Ministerial declaration
•Mr. Prabhu said that members could not arrive at an agreement regarding a ministerial declaration following the conference.
•“Ministers could not arrive at an agreed ministerial declaration at the end of the conference on the basis of a draft brought forward from Geneva,” the minister said.
•“As the revised draft ministerial declaration subsequently proposed by the chairperson excluded or failed to adequately include important issues such as multilateralism, the Doha Development Agenda and special and differential treatment of developing countries, India could not support it,” he added.
📰 Rural BPO scheme: women form 40% of added headcount
10,968 hired under Centre’s BPO promotion scheme; 1.45 lakh jobs envisaged
•The government’s India BPO promotion scheme, which aims to popularise the industry beyond metros, has so far provided employment to almost 11,000 people across the country, of which 40% are women.
•The scheme, under the Digital India Programme, was introduced in April 2016 to incentivise BPO firms to extend operations to tier-2 and tier-3 cities in the country. With an outlay of about ₹500 crore, it aims to incentivise establishment of 48,300 seats, providing about 1.45 lakh jobs, under a three-shift strategy.

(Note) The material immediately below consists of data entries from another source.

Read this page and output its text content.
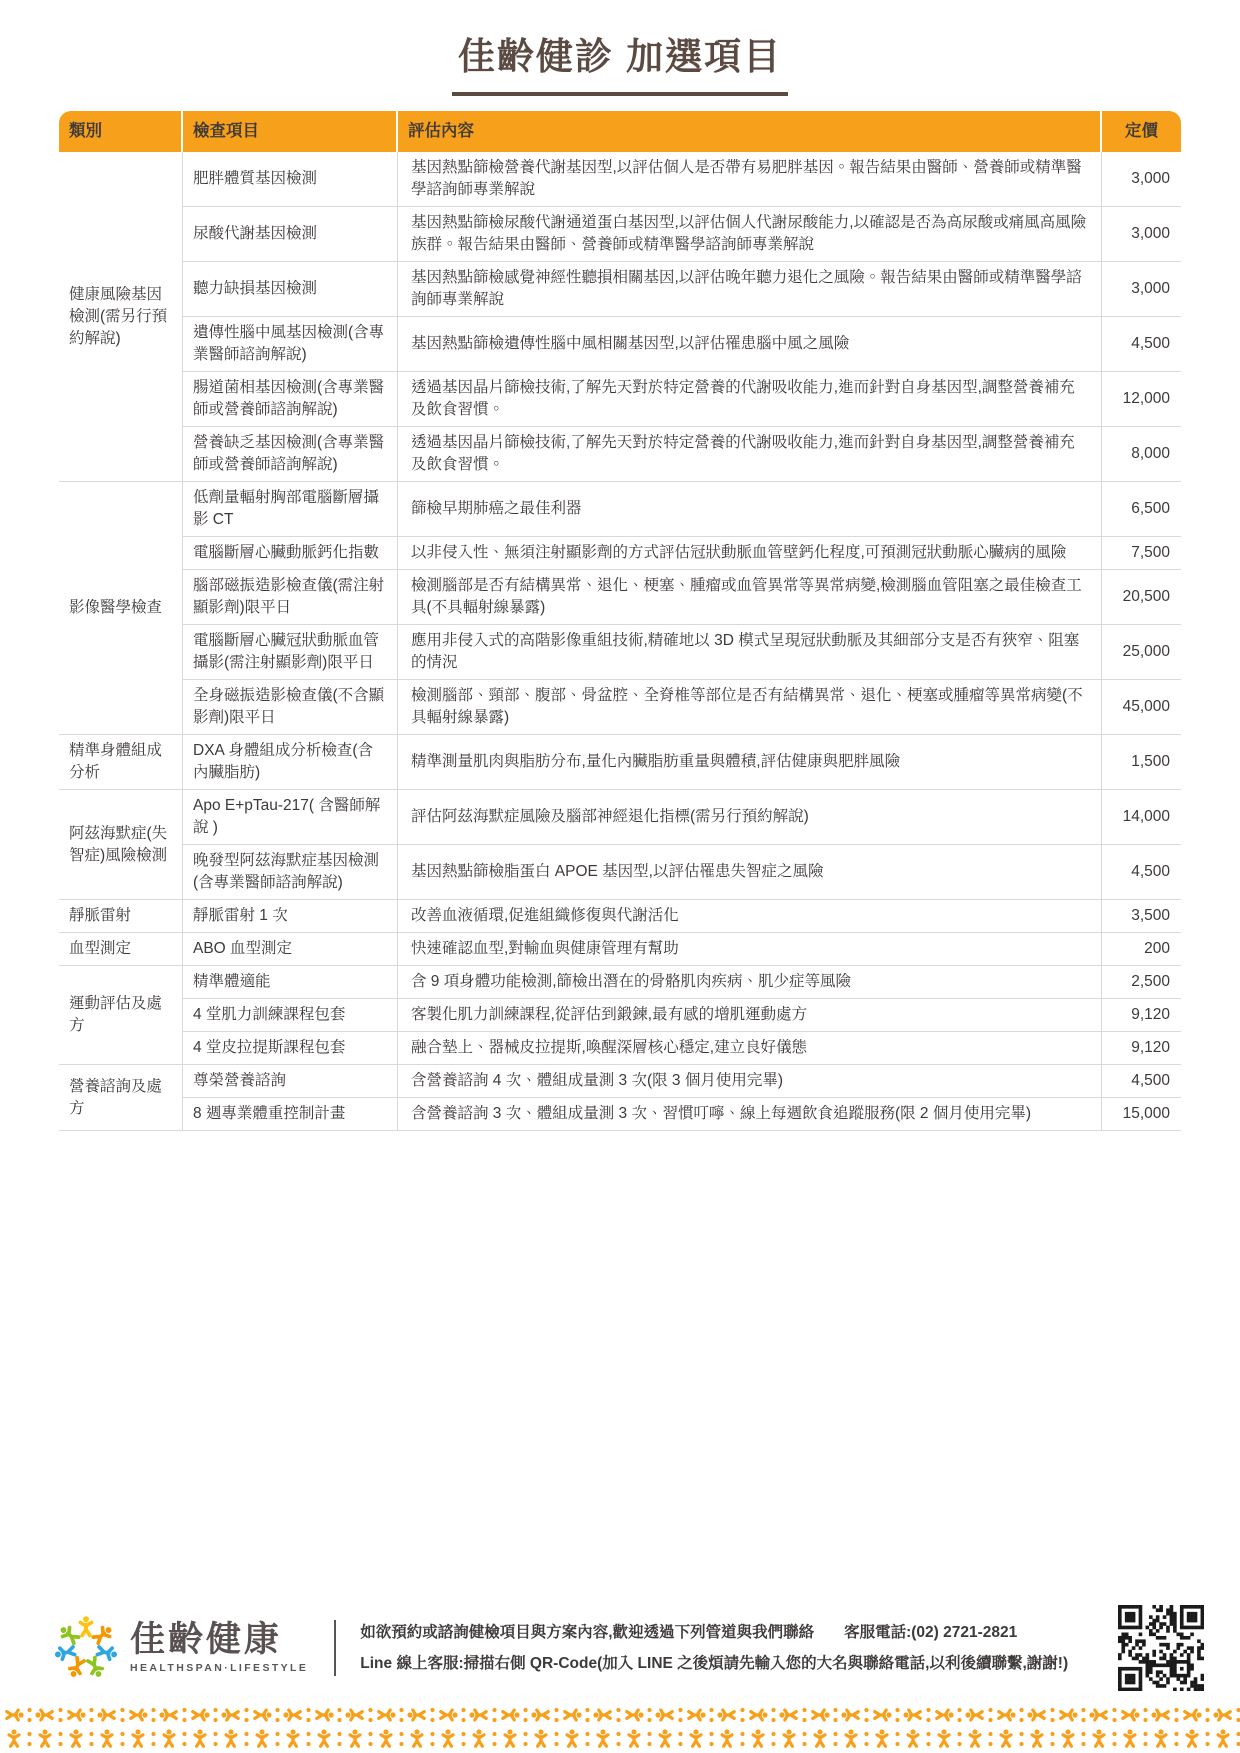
佳齡健診 加選項目
類別	檢查項目	評估內容	定價
健康風險基因檢測(需另行預約解說)	肥胖體質基因檢測	基因熱點篩檢營養代謝基因型,以評估個人是否帶有易肥胖基因。報告結果由醫師、營養師或精準醫學諮詢師專業解說	3,000
	尿酸代謝基因檢測	基因熱點篩檢尿酸代謝通道蛋白基因型,以評估個人代謝尿酸能力,以確認是否為高尿酸或痛風高風險族群。報告結果由醫師、營養師或精準醫學諮詢師專業解說	3,000
	聽力缺損基因檢測	基因熱點篩檢感覺神經性聽損相關基因,以評估晚年聽力退化之風險。報告結果由醫師或精準醫學諮詢師專業解說	3,000
	遺傳性腦中風基因檢測(含專業醫師諮詢解說)	基因熱點篩檢遺傳性腦中風相關基因型,以評估罹患腦中風之風險	4,500
	腸道菌相基因檢測(含專業醫師或營養師諮詢解說)	透過基因晶片篩檢技術,了解先天對於特定營養的代謝吸收能力,進而針對自身基因型,調整營養補充及飲食習慣。	12,000
	營養缺乏基因檢測(含專業醫師或營養師諮詢解說)	透過基因晶片篩檢技術,了解先天對於特定營養的代謝吸收能力,進而針對自身基因型,調整營養補充及飲食習慣。	8,000
影像醫學檢查	低劑量輻射胸部電腦斷層攝影 CT	篩檢早期肺癌之最佳利器	6,500
	電腦斷層心臟動脈鈣化指數	以非侵入性、無須注射顯影劑的方式評估冠狀動脈血管壁鈣化程度,可預測冠狀動脈心臟病的風險	7,500
	腦部磁振造影檢查儀(需注射顯影劑)限平日	檢測腦部是否有結構異常、退化、梗塞、腫瘤或血管異常等異常病變,檢測腦血管阻塞之最佳檢查工具(不具輻射線暴露)	20,500
	電腦斷層心臟冠狀動脈血管攝影(需注射顯影劑)限平日	應用非侵入式的高階影像重組技術,精確地以 3D 模式呈現冠狀動脈及其細部分支是否有狹窄、阻塞的情況	25,000
	全身磁振造影檢查儀(不含顯影劑)限平日	檢測腦部、頸部、腹部、骨盆腔、全脊椎等部位是否有結構異常、退化、梗塞或腫瘤等異常病變(不具輻射線暴露)	45,000
精準身體組成分析	DXA 身體組成分析檢查(含內臟脂肪)	精準測量肌肉與脂肪分布,量化內臟脂肪重量與體積,評估健康與肥胖風險	1,500
阿茲海默症(失智症)風險檢測	Apo E+pTau-217( 含醫師解說 )	評估阿茲海默症風險及腦部神經退化指標(需另行預約解說)	14,000
	晚發型阿茲海默症基因檢測(含專業醫師諮詢解說)	基因熱點篩檢脂蛋白 APOE 基因型,以評估罹患失智症之風險	4,500
靜脈雷射	靜脈雷射 1 次	改善血液循環,促進組織修復與代謝活化	3,500
血型測定	ABO 血型測定	快速確認血型,對輸血與健康管理有幫助	200
運動評估及處方	精準體適能	含 9 項身體功能檢測,篩檢出潛在的骨骼肌肉疾病、肌少症等風險	2,500
	4 堂肌力訓練課程包套	客製化肌力訓練課程,從評估到鍛鍊,最有感的增肌運動處方	9,120
	4 堂皮拉提斯課程包套	融合墊上、器械皮拉提斯,喚醒深層核心穩定,建立良好儀態	9,120
營養諮詢及處方	尊榮營養諮詢	含營養諮詢 4 次、體組成量測 3 次(限 3 個月使用完畢)	4,500
	8 週專業體重控制計畫	含營養諮詢 3 次、體組成量測 3 次、習慣叮嚀、線上每週飲食追蹤服務(限 2 個月使用完畢)	15,000
佳齡健康
HEALTHSPAN·LIFESTYLE
如欲預約或諮詢健檢項目與方案內容,歡迎透過下列管道與我們聯絡 客服電話:(02) 2721-2821
Line 線上客服:掃描右側 QR-Code(加入 LINE 之後煩請先輸入您的大名與聯絡電話,以利後續聯繫,謝謝!)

•“Under the scheme, there are special incentives for employing women and differently-abled persons, and generating employment beyond target,” an official from Ministry of Electronics and IT said. “Till now, out of the reported employment of 10,968 persons under the scheme, approximately 40% are women,” the official added. A Nasscom report had said that more than 34% employees working in the $155-billion IT industry are women. Under the scheme, about 18,160 seats were allocated by the Centre after four rounds of bidding, while close to 14,000 seats have been shortlisted after the fifth round and are likely to be allotted soon.
‘66% of target’
•“This will take the total number of seats allocated under the scheme to nearly 32,000, or 66% of the targeted number,” the official said.
•The seat allocation has been led by states such as Andhra Pradesh, Tamil Nadu, Uttar Pradesh, Maharashtra, Bihar, Jharkhand and Jammu & Kashmir. The uptake has been on the slower side in Madhya Pradesh, Punjab, West Bengal and almost Union Territories expect for Chandigarh and Puducherry, the official said.
•Under the scheme, 109 units have been approved, through which about 40 firms such as Amazon Development Centre India and AGS Health, will be providing voice and non-voice services in about 16 languages.These will include English, Hindi, Tamil, Kannada, Oriya, Marathi, Arabic, Urdu and Spanish.
•A total of 61 cities in 21 states and Union Territories have been already covered by the scheme.